In terms of aesthetics, the Teatro has a utilitarian look. Thin hard plastic cases can sometimes take on a cheap look, but the Teatro has nice build quality and a textured surface that gives it a neutral matte look. The stand on the back does create some awkward lines. It also is off-color gray that stands out against the black casing (the Teatro is also available in white/gray and pink/pink themes). In the end, we feel the the Teatro is a case that should be desired for its functionality, not its looks.


The built-in stand of the ZeroChroma Teatro ($39) is the best iPhone 4 case/stand solution we’ve seen yet. When not in use, the stand rests flat and out of the way. When in use, it offers a versatile range of angles to rest the iPhone at, supporting both portrait and landscape orientations. The downsides of the case are lack of protection due to its thin hard plastic, some awkward aestehtics, and an expensive price tag. But if you’re looking for the best iPhone case/stand combo, the Teatro is it. We rate the Teatro a 9.0 out of 10, highly recommended.

Review Summary

Price: $39

Art of the iPhone’s Rating: ★★★★★ (5 stars out of 5)

Review Summary: The best case/stand combo solution for the iPhone 4/4S available due to its rotating stand and versatility. Not the most protective case, however.

Review: Speck CandyShell Case for iPhone 4

The Speck CandyShell ($16) is a glossy, dual-layer case for the iPhone 4 whose surface we found to be so easily scratched and scuffed, it took on a look of several years of wear in just one week of our testing. The case’s durability issues are a shame too, because the case provides otherwise excellent protection for the iPhone 4. But in the end, we can’t recommend this case, even at a bargain price.

The CandyShell had major durability issues.

The CandyShell is the type of case that greatly benefits from glammed-up marketing photos, with its glossy surface and smooth curves. But in real-life usage, we found the case too easily became scratched and scuffed from basic actions like laying it on a table or storing it in pockets.

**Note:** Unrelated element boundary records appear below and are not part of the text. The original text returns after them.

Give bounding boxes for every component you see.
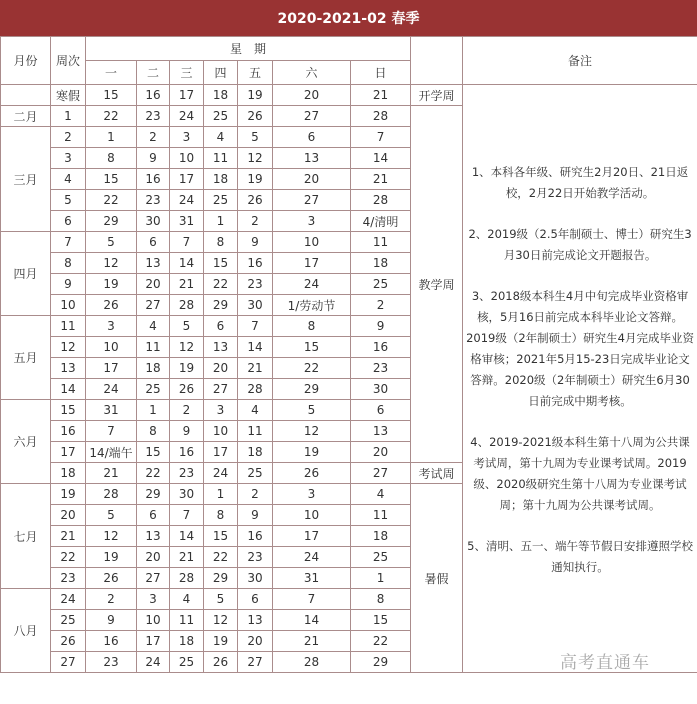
day-cell: 25 (351, 547, 411, 568)
day-cell: 26 (238, 190, 273, 211)
day-cell: 29 (273, 379, 351, 400)
month-cell: 四月 (1, 232, 51, 316)
month-cell-empty (1, 85, 51, 106)
day-cell: 30 (137, 211, 170, 232)
day-cell: 16 (238, 526, 273, 547)
day-cell: 22 (204, 547, 238, 568)
day-cell: 28 (238, 379, 273, 400)
day-cell: 14/端午 (86, 442, 137, 463)
day-cell: 8 (273, 316, 351, 337)
day-cell: 15 (86, 169, 137, 190)
calendar-title: 2020-2021-02 春季 (0, 0, 697, 36)
day-cell: 19 (86, 274, 137, 295)
day-cell: 15 (137, 442, 170, 463)
day-cell: 26 (238, 106, 273, 127)
month-cell: 五月 (1, 316, 51, 400)
day-cell: 3 (273, 211, 351, 232)
day-cell: 15 (351, 610, 411, 631)
day-cell: 5 (170, 316, 204, 337)
week-number-cell: 13 (51, 358, 86, 379)
day-cell: 13 (351, 421, 411, 442)
week-number-cell: 25 (51, 610, 86, 631)
day-cell: 12 (273, 421, 351, 442)
day-cell: 13 (204, 337, 238, 358)
day-cell: 14 (170, 253, 204, 274)
day-cell: 1 (351, 568, 411, 589)
day-cell: 19 (238, 85, 273, 106)
day-cell: 1 (204, 211, 238, 232)
header-day: 一 (86, 61, 137, 85)
day-cell: 9 (137, 148, 170, 169)
day-cell: 25 (204, 106, 238, 127)
day-cell: 27 (204, 379, 238, 400)
day-cell: 8 (204, 232, 238, 253)
month-cell: 七月 (1, 484, 51, 589)
day-cell: 18 (170, 631, 204, 652)
week-number-cell: 20 (51, 505, 86, 526)
day-cell: 30 (238, 295, 273, 316)
day-cell: 17 (273, 253, 351, 274)
week-number-cell: 23 (51, 568, 86, 589)
day-cell: 24 (273, 547, 351, 568)
day-cell: 28 (273, 652, 351, 673)
day-cell: 22 (86, 106, 137, 127)
day-cell: 12 (86, 526, 137, 547)
day-cell: 22 (351, 631, 411, 652)
day-cell: 3 (204, 400, 238, 421)
day-cell: 6 (351, 400, 411, 421)
day-cell: 31 (86, 400, 137, 421)
header-period (411, 37, 463, 85)
week-number-cell: 2 (51, 127, 86, 148)
day-cell: 6 (273, 127, 351, 148)
day-cell: 23 (137, 190, 170, 211)
week-number-cell: 3 (51, 148, 86, 169)
day-cell: 23 (170, 463, 204, 484)
day-cell: 21 (170, 547, 204, 568)
day-cell: 6 (137, 232, 170, 253)
day-cell: 28 (170, 295, 204, 316)
day-cell: 21 (170, 274, 204, 295)
day-cell: 4 (351, 484, 411, 505)
day-cell: 22 (204, 274, 238, 295)
day-cell: 24 (86, 379, 137, 400)
day-cell: 7 (238, 316, 273, 337)
day-cell: 26 (273, 463, 351, 484)
day-cell: 23 (238, 274, 273, 295)
day-cell: 12 (204, 610, 238, 631)
day-cell: 14 (351, 148, 411, 169)
day-cell: 15 (273, 337, 351, 358)
day-cell: 21 (238, 358, 273, 379)
day-cell: 4 (137, 316, 170, 337)
header-day: 六 (273, 61, 351, 85)
day-cell: 17 (273, 526, 351, 547)
day-cell: 8 (137, 421, 170, 442)
day-cell: 15 (204, 253, 238, 274)
day-cell: 19 (86, 547, 137, 568)
day-cell: 21 (273, 631, 351, 652)
day-cell: 23 (238, 547, 273, 568)
day-cell: 2 (137, 127, 170, 148)
header-week-no: 周次 (51, 37, 86, 85)
header-day: 五 (238, 61, 273, 85)
day-cell: 17 (170, 85, 204, 106)
day-cell: 25 (351, 274, 411, 295)
month-cell: 二月 (1, 106, 51, 127)
day-cell: 11 (238, 421, 273, 442)
header-day: 日 (351, 61, 411, 85)
day-cell: 24 (273, 274, 351, 295)
day-cell: 9 (170, 421, 204, 442)
day-cell: 26 (86, 568, 137, 589)
day-cell: 24 (204, 463, 238, 484)
day-cell: 17 (204, 442, 238, 463)
day-cell: 13 (238, 610, 273, 631)
day-cell: 28 (170, 568, 204, 589)
day-cell: 29 (137, 484, 170, 505)
day-cell: 26 (204, 652, 238, 673)
day-cell: 3 (273, 484, 351, 505)
day-cell: 20 (273, 85, 351, 106)
week-number-cell: 22 (51, 547, 86, 568)
day-cell: 22 (273, 358, 351, 379)
remark-item: 4、2019-2021级本科生第十八周为公共课考试周，第十九周为专业课考试周。2019级、2020级研究生第十八周为专业课考试周；第十九周为公共课考试周。 (470, 434, 690, 512)
day-cell: 28 (351, 106, 411, 127)
day-cell: 11 (351, 232, 411, 253)
day-cell: 9 (86, 610, 137, 631)
day-cell: 1 (204, 484, 238, 505)
day-cell: 10 (170, 148, 204, 169)
day-cell: 13 (137, 253, 170, 274)
day-cell: 20 (351, 442, 411, 463)
day-cell: 19 (170, 358, 204, 379)
watermark-text: 高考直通车 (560, 653, 650, 673)
day-cell: 2 (351, 295, 411, 316)
day-cell: 23 (86, 652, 137, 673)
day-cell: 30 (351, 379, 411, 400)
day-cell: 2 (170, 400, 204, 421)
remark-item: 3、2018级本科生4月中旬完成毕业资格审核，5月16日前完成本科毕业论文答辩。2019级（2年制硕士）研究生4月完成毕业资格审核；2021年5月15-23日完成毕业论文答辩。2020级（2年制硕士）研究生6月30日前完成中期考核。 (466, 288, 694, 408)
school-calendar-table (0, 36, 697, 673)
day-cell: 29 (86, 211, 137, 232)
day-cell: 13 (273, 148, 351, 169)
week-number-cell: 15 (51, 400, 86, 421)
day-cell: 2 (238, 211, 273, 232)
day-cell: 11 (170, 610, 204, 631)
week-number-cell: 6 (51, 211, 86, 232)
day-cell: 26 (170, 379, 204, 400)
day-cell: 5 (238, 127, 273, 148)
day-cell: 13 (137, 526, 170, 547)
day-cell: 26 (86, 295, 137, 316)
week-number-cell: 12 (51, 337, 86, 358)
day-cell: 12 (86, 253, 137, 274)
day-cell: 3 (137, 589, 170, 610)
day-cell: 29 (204, 295, 238, 316)
day-cell: 27 (273, 190, 351, 211)
day-cell: 21 (351, 169, 411, 190)
day-cell: 6 (137, 505, 170, 526)
day-cell: 1/劳动节 (273, 295, 351, 316)
day-cell: 19 (204, 631, 238, 652)
week-number-cell: 17 (51, 442, 86, 463)
week-number-cell: 26 (51, 631, 86, 652)
day-cell: 3 (170, 127, 204, 148)
day-cell: 1 (86, 127, 137, 148)
month-cell: 八月 (1, 589, 51, 673)
day-cell: 19 (238, 169, 273, 190)
period-cell: 暑假 (411, 484, 463, 673)
day-cell: 24 (170, 190, 204, 211)
day-cell: 2 (238, 484, 273, 505)
header-weekday-group: 星 期 (86, 37, 411, 61)
day-cell: 20 (238, 631, 273, 652)
day-cell: 15 (86, 85, 137, 106)
day-cell: 20 (204, 358, 238, 379)
day-cell: 12 (238, 148, 273, 169)
day-cell: 18 (351, 253, 411, 274)
header-remarks: 备注 (463, 37, 697, 85)
week-number-cell: 寒假 (51, 85, 86, 106)
day-cell: 22 (86, 190, 137, 211)
week-number-cell: 5 (51, 190, 86, 211)
day-cell: 5 (204, 589, 238, 610)
day-cell: 19 (273, 442, 351, 463)
day-cell: 11 (351, 505, 411, 526)
day-cell: 4 (238, 400, 273, 421)
day-cell: 5 (86, 505, 137, 526)
day-cell: 4 (204, 127, 238, 148)
day-cell: 18 (351, 526, 411, 547)
day-cell: 3 (86, 316, 137, 337)
week-number-cell: 8 (51, 253, 86, 274)
remarks-cell (463, 85, 697, 673)
period-cell: 开学周 (411, 85, 463, 106)
week-number-cell: 24 (51, 589, 86, 610)
week-number-cell: 10 (51, 295, 86, 316)
day-cell: 24 (137, 652, 170, 673)
remark-item: 5、清明、五一、端午等节假日安排遵照学校通知执行。 (467, 538, 693, 574)
header-day: 二 (137, 61, 170, 85)
day-cell: 17 (170, 169, 204, 190)
day-cell: 28 (351, 190, 411, 211)
day-cell: 15 (204, 526, 238, 547)
week-number-cell: 4 (51, 169, 86, 190)
day-cell: 27 (238, 652, 273, 673)
day-cell: 4 (170, 589, 204, 610)
month-cell: 三月 (1, 127, 51, 232)
day-cell: 16 (86, 631, 137, 652)
day-cell: 8 (204, 505, 238, 526)
day-cell: 10 (137, 610, 170, 631)
day-cell: 10 (86, 337, 137, 358)
day-cell: 27 (137, 295, 170, 316)
day-cell: 10 (204, 421, 238, 442)
day-cell: 27 (273, 106, 351, 127)
day-cell: 10 (273, 505, 351, 526)
day-cell: 30 (238, 568, 273, 589)
day-cell: 24 (170, 106, 204, 127)
day-cell: 14 (170, 526, 204, 547)
day-cell: 31 (273, 568, 351, 589)
month-cell: 六月 (1, 400, 51, 484)
day-cell: 20 (273, 169, 351, 190)
day-cell: 11 (204, 148, 238, 169)
day-cell: 8 (351, 589, 411, 610)
day-cell: 21 (86, 463, 137, 484)
week-number-cell: 11 (51, 316, 86, 337)
day-cell: 16 (137, 169, 170, 190)
day-cell: 25 (238, 463, 273, 484)
day-cell: 9 (238, 505, 273, 526)
day-cell: 4/清明 (351, 211, 411, 232)
day-cell: 11 (137, 337, 170, 358)
remark-item: 1、本科各年级、研究生2月20日、21日返校，2月22日开始教学活动。 (471, 164, 689, 200)
day-cell: 31 (170, 211, 204, 232)
day-cell: 7 (351, 127, 411, 148)
day-cell: 25 (204, 190, 238, 211)
day-cell: 18 (204, 169, 238, 190)
day-cell: 2 (86, 589, 137, 610)
day-cell: 22 (137, 463, 170, 484)
day-cell: 20 (137, 547, 170, 568)
period-cell: 教学周 (411, 106, 463, 463)
day-cell: 9 (238, 232, 273, 253)
day-cell: 23 (137, 106, 170, 127)
week-number-cell: 7 (51, 232, 86, 253)
day-cell: 23 (351, 358, 411, 379)
header-month: 月份 (1, 37, 51, 85)
day-cell: 16 (170, 442, 204, 463)
day-cell: 7 (273, 589, 351, 610)
week-number-cell: 21 (51, 526, 86, 547)
day-cell: 8 (86, 148, 137, 169)
day-cell: 7 (170, 505, 204, 526)
day-cell: 30 (170, 484, 204, 505)
week-number-cell: 9 (51, 274, 86, 295)
day-cell: 10 (273, 232, 351, 253)
day-cell: 21 (351, 85, 411, 106)
week-number-cell: 16 (51, 421, 86, 442)
day-cell: 18 (137, 358, 170, 379)
week-number-cell: 18 (51, 463, 86, 484)
day-cell: 7 (170, 232, 204, 253)
day-cell: 12 (170, 337, 204, 358)
day-cell: 7 (86, 421, 137, 442)
day-cell: 14 (238, 337, 273, 358)
day-cell: 17 (86, 358, 137, 379)
week-number-cell: 27 (51, 652, 86, 673)
day-cell: 6 (238, 589, 273, 610)
day-cell: 28 (86, 484, 137, 505)
week-number-cell: 19 (51, 484, 86, 505)
period-cell: 考试周 (411, 463, 463, 484)
day-cell: 18 (238, 442, 273, 463)
day-cell: 29 (351, 652, 411, 673)
day-cell: 16 (137, 85, 170, 106)
week-number-cell: 1 (51, 106, 86, 127)
header-day: 四 (204, 61, 238, 85)
calendar-body (1, 85, 697, 673)
day-cell: 20 (137, 274, 170, 295)
day-cell: 25 (170, 652, 204, 673)
day-cell: 1 (137, 400, 170, 421)
remark-item: 2、2019级（2.5年制硕士、博士）研究生3月30日前完成论文开题报告。 (468, 226, 692, 262)
week-row (1, 85, 697, 106)
day-cell: 6 (204, 316, 238, 337)
header-day: 三 (170, 61, 204, 85)
day-cell: 16 (238, 253, 273, 274)
day-cell: 5 (86, 232, 137, 253)
day-cell: 25 (137, 379, 170, 400)
day-cell: 17 (137, 631, 170, 652)
day-cell: 5 (273, 400, 351, 421)
week-number-cell: 14 (51, 379, 86, 400)
day-cell: 29 (204, 568, 238, 589)
day-cell: 14 (273, 610, 351, 631)
day-cell: 9 (351, 316, 411, 337)
day-cell: 16 (351, 337, 411, 358)
day-cell: 18 (204, 85, 238, 106)
day-cell: 27 (137, 568, 170, 589)
day-cell: 27 (351, 463, 411, 484)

In fact, as if foreshadowing its durability issues, our CandyShell case came “pre-installed” with numerous lines of scratches on its glossy black exterior, right out of the packaging.

If the case could stand up to regular wear and tear, it’d be a good-looking case. Its exterior matches the iPhone 4’s gloss note for note, and the case has stylish trim made of silicone rubber. The silicone rubber also lines the interior of the case to prevent the hard plastic exterior from scratching the iPhone. The silicone peaks through the hard plastic exterior on the corners of the iPhone as well as sticking up a millimeter above the edges iPhone’s screen, adding some protection for the front glass should the iPhone land on that side.

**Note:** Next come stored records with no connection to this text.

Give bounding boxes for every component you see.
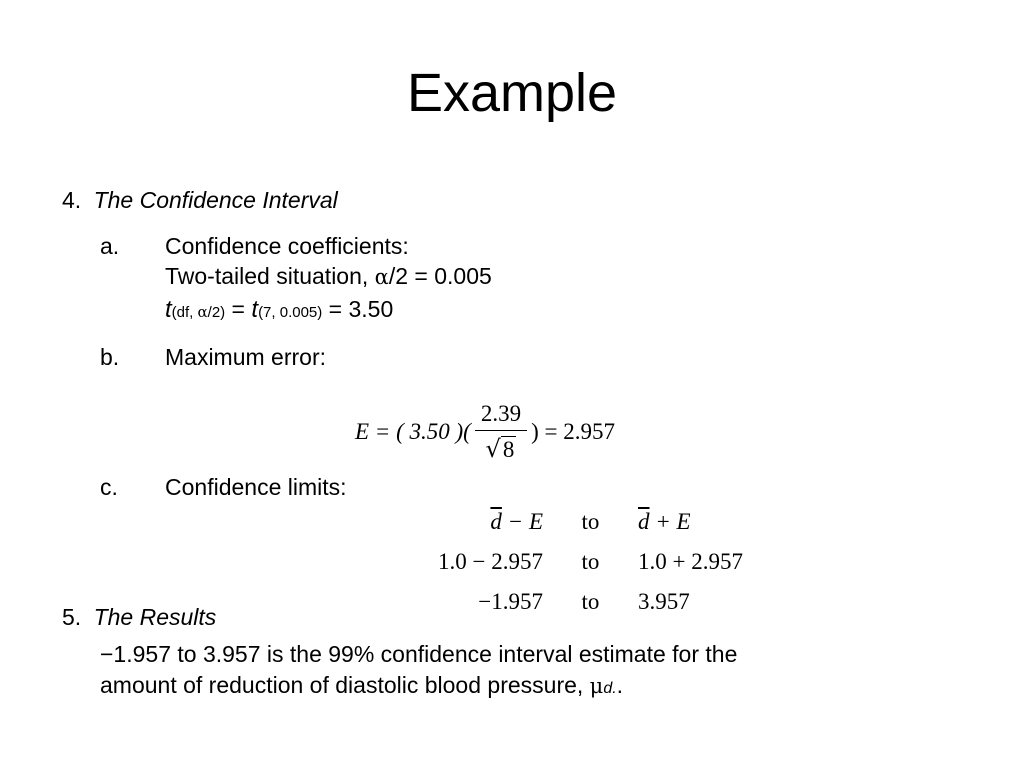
limit-lower-symbolic [413,502,543,542]
sqrt-icon: √ [485,435,501,463]
limit-upper-result: 3.957 [638,589,690,614]
item-b-label: Maximum error: [165,344,327,370]
line2-suffix: /2 = 0.005 [388,263,492,289]
mu-symbol: μ [589,674,604,698]
limit-to-label: to [581,589,600,614]
limits-row-substituted [413,542,768,582]
results-line2-prefix: amount of reduction of diastolic blood pressure, [100,672,590,698]
section-4-number: 4. [62,187,82,213]
equals-1: = [225,296,252,322]
limit-upper-substituted: 1.0 + 2.957 [638,549,743,574]
t-symbol: t [165,296,172,323]
slide-title: Example [406,63,618,123]
item-a-line1: Confidence coefficients: [165,233,409,259]
plus-e: + E [649,509,691,534]
limit-lower-substituted: 1.0 − 2.957 [438,549,543,574]
confidence-limits-table [413,502,768,622]
t1-sub-prefix: (df, [171,304,198,321]
formula-lhs: E = ( 3.50 )( [355,419,471,444]
d-bar-symbol: $\overline{d}$ [638,509,650,534]
fraction-numerator: 2.39 [475,401,527,431]
t-critical-value [165,294,393,328]
limit-to-label: to [581,509,600,534]
t-subscript-1 [172,304,226,321]
t1-sub-suffix: /2) [207,304,226,321]
limit-upper-symbolic [638,502,768,542]
limits-row-result [413,582,768,622]
t1-sub-alpha: α [197,303,208,321]
section-5-title: The Results [93,604,217,630]
limit-lower-result: −1.957 [478,589,543,614]
fraction-denominator [475,431,527,463]
d-bar-symbol: $\overline{d}$ [490,509,502,534]
section-5-heading [62,602,216,632]
item-b-marker: b. [100,344,120,370]
minus-e: − E [501,509,543,534]
formula-fraction [475,401,527,463]
line2-prefix: Two-tailed situation, [165,263,375,289]
item-c-label: Confidence limits: [165,474,347,500]
sqrt-argument: 8 [502,437,515,462]
limit-to-label: to [581,549,600,574]
t-subscript-2: (7, 0.005) [258,304,323,321]
results-line-1: −1.957 to 3.957 is the 99% confidence interval estimate for the [100,641,738,667]
limits-row-symbolic [413,502,768,542]
item-c-marker: c. [100,474,118,500]
equals-2: = [322,296,349,322]
alpha-symbol: α [374,265,389,289]
mu-subscript: d. [603,680,617,697]
results-line-2 [100,670,623,704]
section-4-title: The Confidence Interval [93,187,338,213]
item-a-line2 [165,261,492,292]
section-5-number: 5. [62,604,82,630]
t-value: 3.50 [348,296,394,322]
results-line2-suffix: . [616,672,624,698]
formula-rhs: ) = 2.957 [531,419,615,444]
max-error-formula [355,394,615,470]
t-symbol-2: t [251,296,259,323]
section-4-heading [62,185,338,215]
item-a-marker: a. [100,233,120,259]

Unfortunately for the CandyShell, it has another disastorous design flaw beyond its durability issues: the case makes the iPhone’s ringer switch nearly impossible to access. I had to jam my fingernail into the narrow opening the case provides to access the switch. And despite my effort (and some pain), I could still just barely flip the switch. When we experience a design element like this, we wonder if some of these manufacturers ever actually use their own cases.

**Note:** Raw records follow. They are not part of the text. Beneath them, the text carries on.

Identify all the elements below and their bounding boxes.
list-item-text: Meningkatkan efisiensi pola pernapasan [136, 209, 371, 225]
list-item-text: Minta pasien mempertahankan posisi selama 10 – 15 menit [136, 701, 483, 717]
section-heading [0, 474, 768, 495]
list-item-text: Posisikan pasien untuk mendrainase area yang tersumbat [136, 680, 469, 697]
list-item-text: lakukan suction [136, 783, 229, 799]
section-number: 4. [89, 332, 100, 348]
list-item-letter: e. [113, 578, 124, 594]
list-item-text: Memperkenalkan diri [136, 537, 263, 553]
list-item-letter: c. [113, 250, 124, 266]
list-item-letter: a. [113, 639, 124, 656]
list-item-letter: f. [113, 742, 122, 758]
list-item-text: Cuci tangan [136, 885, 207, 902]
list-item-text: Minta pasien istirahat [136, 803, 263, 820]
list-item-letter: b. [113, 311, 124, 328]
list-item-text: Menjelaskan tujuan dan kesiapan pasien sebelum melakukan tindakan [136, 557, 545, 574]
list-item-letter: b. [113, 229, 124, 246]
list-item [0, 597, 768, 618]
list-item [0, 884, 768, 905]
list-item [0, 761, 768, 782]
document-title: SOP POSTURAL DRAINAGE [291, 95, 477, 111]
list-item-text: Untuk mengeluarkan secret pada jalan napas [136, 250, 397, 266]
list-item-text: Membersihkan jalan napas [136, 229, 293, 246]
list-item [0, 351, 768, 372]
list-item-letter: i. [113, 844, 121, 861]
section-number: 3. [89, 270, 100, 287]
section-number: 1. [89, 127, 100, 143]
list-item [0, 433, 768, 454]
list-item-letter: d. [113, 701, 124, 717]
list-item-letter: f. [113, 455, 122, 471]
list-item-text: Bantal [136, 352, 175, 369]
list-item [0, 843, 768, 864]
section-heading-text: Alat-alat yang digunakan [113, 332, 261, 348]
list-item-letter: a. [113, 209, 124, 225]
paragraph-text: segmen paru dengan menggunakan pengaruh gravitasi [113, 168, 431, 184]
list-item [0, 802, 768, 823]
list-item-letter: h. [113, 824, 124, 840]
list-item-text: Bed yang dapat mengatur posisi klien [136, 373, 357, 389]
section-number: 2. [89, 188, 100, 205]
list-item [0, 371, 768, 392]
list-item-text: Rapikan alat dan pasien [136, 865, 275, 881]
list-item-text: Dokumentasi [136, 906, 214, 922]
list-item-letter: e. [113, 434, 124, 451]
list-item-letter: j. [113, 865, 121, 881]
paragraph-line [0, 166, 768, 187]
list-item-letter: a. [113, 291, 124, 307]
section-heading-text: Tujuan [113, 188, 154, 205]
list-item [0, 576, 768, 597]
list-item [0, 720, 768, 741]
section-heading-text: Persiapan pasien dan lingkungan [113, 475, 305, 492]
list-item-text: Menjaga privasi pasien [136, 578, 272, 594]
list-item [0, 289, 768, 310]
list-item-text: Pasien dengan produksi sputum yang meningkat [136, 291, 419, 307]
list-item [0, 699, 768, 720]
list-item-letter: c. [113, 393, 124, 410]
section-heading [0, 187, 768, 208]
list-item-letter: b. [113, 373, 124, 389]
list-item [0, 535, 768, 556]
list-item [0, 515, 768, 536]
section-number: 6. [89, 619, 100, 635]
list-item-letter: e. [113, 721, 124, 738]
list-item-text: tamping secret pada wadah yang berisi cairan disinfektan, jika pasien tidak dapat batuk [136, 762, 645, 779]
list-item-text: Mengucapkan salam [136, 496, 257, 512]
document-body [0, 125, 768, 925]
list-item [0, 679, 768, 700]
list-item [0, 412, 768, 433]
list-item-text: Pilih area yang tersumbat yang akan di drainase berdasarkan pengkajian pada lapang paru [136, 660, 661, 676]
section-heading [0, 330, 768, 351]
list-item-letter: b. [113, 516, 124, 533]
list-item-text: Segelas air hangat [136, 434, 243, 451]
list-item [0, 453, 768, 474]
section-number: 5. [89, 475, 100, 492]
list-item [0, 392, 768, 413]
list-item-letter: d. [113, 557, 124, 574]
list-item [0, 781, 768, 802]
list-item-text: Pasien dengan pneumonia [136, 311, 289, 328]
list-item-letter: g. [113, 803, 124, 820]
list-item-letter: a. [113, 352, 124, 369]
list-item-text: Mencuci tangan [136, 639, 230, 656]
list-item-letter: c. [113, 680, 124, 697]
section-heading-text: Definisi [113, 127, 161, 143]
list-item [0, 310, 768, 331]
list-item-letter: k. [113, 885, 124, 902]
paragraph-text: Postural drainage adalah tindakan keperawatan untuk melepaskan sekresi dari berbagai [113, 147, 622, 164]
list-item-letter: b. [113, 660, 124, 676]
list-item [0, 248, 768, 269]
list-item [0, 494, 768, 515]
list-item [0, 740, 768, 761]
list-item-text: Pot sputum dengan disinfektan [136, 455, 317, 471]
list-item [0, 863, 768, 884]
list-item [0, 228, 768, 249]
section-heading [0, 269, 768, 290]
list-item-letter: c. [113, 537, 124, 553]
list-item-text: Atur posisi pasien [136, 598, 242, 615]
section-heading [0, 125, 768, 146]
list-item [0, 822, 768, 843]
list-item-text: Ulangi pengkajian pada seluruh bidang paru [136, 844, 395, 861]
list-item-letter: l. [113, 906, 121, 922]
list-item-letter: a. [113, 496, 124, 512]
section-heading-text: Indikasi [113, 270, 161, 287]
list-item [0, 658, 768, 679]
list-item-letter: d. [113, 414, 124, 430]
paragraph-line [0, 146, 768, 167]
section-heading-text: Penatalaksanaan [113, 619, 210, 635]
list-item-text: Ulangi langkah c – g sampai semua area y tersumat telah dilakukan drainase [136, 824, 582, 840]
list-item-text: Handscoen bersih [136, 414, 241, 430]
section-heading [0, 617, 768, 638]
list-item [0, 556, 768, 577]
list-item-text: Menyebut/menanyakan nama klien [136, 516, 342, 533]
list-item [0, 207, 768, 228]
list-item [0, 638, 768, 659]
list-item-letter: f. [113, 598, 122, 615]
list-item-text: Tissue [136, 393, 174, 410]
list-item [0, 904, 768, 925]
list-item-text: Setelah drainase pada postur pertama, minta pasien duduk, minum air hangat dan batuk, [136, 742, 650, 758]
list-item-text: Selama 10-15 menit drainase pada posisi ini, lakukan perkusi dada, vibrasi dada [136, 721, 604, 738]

The CandyShell does excel in at least one area: protection. It’s a dual-layer case that combes an interior silicone layer with an exterior hard-plastic layer. We think Speck has achieved the perfect thickness for the necessary compromise between protection and maintaining the iPhone 4’s thinness. Overall, the case offers exellent shock absorption. And, the case has a silicone rubber rim that sticks up a quarter of an inch above the iPhone’s screen, taking on some impact should the iPhone drop on that side.


The Speck CandyShell‘s ($16) glossy hard-plastic exterior is simply the most scratchable surface we’ve seen in an iPhone case. After just a few days of use, the case looked like it had been dragged down the highyway—the amount of scratches and scuffs it gathered from storing it in pockets and on tables was astonishing. Combine that with a major design flaw that limits access to the iPhone’s ringer switch, and even the case’s excellent dual-layer protection can’t lead us to recommend this case. We rate the CandyShell a 4.0 out of 10.